Wanneer je kind uiteindelijk de diagnose ‘autisme’ krijgt, weet je zelf waarschijnlijk al heel lang dat er iets met jouw kind aan de hand is. Het krijgen van een diagnose kan enerzijds een opluchting zijn (zie je wel dat er iets aan de hand is met mijn kind?), maar het kan ook heel confronterend zijn. Afhankelijk van de vorm van autisme zullen er dingen voor school moeten worden geregeld en kan het zelfs zo zijn dat jouw kind naar een andere school wordt doorverwezen. Maar ook thuis kun je één en ander aanpassen, zodat jouw kind meer ontspannen de dag doorkomt.
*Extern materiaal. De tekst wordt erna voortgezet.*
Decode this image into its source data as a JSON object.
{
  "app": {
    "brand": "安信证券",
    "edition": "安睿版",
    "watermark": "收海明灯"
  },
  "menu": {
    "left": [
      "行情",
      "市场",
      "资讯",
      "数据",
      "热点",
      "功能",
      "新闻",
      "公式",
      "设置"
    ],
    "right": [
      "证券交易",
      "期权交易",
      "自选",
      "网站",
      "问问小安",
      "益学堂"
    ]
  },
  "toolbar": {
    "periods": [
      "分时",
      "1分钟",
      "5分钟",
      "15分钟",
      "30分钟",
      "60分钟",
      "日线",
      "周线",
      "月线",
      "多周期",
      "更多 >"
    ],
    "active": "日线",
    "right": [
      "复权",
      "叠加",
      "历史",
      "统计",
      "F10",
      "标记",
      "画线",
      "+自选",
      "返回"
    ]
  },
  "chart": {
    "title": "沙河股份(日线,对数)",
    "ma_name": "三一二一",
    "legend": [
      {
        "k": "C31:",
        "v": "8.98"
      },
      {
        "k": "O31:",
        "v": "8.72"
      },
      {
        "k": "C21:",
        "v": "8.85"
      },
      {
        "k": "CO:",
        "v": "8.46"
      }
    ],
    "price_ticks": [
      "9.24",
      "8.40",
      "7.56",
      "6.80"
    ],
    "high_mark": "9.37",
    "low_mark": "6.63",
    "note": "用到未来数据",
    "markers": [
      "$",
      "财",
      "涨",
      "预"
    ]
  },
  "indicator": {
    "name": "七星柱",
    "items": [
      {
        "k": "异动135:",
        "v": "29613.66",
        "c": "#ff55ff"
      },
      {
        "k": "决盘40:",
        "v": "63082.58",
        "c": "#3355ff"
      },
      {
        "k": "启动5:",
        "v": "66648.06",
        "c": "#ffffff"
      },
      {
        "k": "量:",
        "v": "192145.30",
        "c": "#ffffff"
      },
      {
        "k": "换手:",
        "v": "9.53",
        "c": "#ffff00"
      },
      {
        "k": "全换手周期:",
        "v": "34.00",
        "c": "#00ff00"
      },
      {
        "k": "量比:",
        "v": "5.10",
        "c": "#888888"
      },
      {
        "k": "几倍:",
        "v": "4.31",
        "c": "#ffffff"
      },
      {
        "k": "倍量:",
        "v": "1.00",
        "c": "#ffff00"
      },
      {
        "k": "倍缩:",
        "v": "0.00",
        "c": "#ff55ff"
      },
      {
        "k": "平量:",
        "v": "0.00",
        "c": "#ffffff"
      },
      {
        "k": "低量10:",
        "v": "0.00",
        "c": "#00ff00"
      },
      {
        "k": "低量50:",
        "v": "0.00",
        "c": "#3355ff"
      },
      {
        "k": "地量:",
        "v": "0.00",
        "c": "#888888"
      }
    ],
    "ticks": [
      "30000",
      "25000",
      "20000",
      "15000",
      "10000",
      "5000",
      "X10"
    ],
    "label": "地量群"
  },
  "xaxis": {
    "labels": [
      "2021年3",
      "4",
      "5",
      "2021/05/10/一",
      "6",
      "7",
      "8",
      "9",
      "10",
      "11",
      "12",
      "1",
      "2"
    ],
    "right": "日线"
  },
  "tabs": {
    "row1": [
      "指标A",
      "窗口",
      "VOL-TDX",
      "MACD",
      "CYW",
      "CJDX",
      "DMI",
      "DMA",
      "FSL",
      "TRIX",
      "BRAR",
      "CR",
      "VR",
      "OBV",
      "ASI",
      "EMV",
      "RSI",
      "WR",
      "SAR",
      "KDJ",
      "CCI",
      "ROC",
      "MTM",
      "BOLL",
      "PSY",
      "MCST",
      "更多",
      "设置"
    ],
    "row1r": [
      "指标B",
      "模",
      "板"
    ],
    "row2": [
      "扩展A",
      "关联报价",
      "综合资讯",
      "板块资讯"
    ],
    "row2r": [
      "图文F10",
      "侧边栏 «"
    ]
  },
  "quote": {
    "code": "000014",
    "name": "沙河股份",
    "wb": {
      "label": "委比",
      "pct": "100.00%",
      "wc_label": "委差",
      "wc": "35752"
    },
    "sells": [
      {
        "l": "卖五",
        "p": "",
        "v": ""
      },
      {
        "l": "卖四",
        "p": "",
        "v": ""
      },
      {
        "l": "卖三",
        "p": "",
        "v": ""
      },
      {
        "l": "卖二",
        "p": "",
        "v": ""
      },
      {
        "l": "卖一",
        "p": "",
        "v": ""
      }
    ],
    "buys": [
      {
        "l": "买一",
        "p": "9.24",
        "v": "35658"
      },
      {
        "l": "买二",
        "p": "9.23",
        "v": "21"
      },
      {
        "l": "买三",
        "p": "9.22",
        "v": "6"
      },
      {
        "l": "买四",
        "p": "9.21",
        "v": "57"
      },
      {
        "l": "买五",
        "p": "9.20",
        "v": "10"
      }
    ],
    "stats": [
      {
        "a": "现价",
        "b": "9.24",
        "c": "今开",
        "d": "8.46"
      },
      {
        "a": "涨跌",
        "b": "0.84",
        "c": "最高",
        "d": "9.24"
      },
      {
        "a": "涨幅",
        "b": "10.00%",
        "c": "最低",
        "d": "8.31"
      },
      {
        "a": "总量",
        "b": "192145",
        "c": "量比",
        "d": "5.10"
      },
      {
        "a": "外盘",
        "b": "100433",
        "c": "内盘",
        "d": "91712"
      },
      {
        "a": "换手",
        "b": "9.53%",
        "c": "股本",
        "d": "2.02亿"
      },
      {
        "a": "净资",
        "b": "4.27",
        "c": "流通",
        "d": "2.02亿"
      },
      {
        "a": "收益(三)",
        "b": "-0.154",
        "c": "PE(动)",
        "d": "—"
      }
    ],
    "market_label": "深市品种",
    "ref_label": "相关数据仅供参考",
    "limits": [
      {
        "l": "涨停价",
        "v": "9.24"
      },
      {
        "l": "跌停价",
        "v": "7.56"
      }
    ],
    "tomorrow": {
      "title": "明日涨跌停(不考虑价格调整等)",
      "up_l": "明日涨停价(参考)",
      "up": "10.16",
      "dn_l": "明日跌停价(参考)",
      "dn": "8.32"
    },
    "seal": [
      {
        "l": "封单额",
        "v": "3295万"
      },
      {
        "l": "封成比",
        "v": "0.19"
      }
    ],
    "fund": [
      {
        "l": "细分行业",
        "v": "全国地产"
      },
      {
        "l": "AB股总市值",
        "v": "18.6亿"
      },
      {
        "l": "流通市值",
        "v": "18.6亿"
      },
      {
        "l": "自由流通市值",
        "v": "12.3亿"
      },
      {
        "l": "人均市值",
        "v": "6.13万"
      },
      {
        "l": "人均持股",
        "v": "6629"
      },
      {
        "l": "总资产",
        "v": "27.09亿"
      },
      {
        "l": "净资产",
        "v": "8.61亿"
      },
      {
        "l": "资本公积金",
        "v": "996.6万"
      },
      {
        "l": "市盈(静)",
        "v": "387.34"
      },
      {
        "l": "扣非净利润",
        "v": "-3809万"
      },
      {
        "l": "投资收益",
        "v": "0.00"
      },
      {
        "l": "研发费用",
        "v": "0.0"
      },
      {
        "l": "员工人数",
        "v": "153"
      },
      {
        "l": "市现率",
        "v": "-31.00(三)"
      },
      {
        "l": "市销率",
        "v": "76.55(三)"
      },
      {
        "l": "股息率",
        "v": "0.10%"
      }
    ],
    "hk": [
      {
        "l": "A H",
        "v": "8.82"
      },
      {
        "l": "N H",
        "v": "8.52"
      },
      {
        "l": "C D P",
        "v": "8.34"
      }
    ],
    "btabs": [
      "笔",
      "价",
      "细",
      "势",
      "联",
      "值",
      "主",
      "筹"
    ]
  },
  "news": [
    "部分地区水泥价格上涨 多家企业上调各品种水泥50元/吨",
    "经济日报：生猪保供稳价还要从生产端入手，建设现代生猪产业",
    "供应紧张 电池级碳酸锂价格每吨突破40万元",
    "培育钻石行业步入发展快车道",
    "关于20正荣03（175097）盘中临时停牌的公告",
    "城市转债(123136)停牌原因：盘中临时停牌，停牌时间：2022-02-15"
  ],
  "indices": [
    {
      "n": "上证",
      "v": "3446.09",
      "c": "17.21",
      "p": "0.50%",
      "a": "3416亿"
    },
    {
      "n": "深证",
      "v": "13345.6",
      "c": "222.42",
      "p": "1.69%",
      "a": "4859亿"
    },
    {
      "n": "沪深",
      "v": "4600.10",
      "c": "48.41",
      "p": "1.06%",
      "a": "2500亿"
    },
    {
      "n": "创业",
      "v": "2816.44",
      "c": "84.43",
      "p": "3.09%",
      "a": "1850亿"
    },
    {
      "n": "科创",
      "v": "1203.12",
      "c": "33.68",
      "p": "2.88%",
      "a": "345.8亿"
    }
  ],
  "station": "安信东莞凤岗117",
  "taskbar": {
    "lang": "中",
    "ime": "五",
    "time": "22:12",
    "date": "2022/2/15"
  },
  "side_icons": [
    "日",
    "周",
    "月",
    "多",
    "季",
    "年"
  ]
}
Zoek de reden voor boosheid
Een kind met autisme is vaak expliciet als het gaat om het uiten van emoties als woede en verdriet. Dit is als ouder moeilijk om te zien en ook ingewikkeld om mee om te gaan. Je ziet wel dat jouw kind boos is, maar hoe het komt is soms lastig te achterhalen. Probeer thuis te analyseren hoe het komt dat jouw kind een woedeaanval krijgt. Door de situatie door de ogen van jouw kind te bekijken en op zoek te gaan naar de reden van de boosheid kun je jouw kind beter begrijpen. Ook kun je dan de volgende keer wellicht een driftbui voorkomen.
Duidelijkheid
Duidelijkheid en structuur zijn voor autistische kinderen zeer belangrijk. Een kind met autisme wil weten wat de dagplanning is, juist in de weekenden en de vakanties. In vrijere situaties kan het gebrek aan structuur verschrikkelijk zijn voor een autistisch kind. Leg daarom heel duidelijk uit wat je die dag gaat doen, zodat jouw kind weet wat het kan verwachten. Autistische kinderen kunnen claimend overkomen, maar bedenk dat dit is om voor zichzelf structuur en veiligheid te creëren. Blijf wel duidelijk en stel heldere grenzen.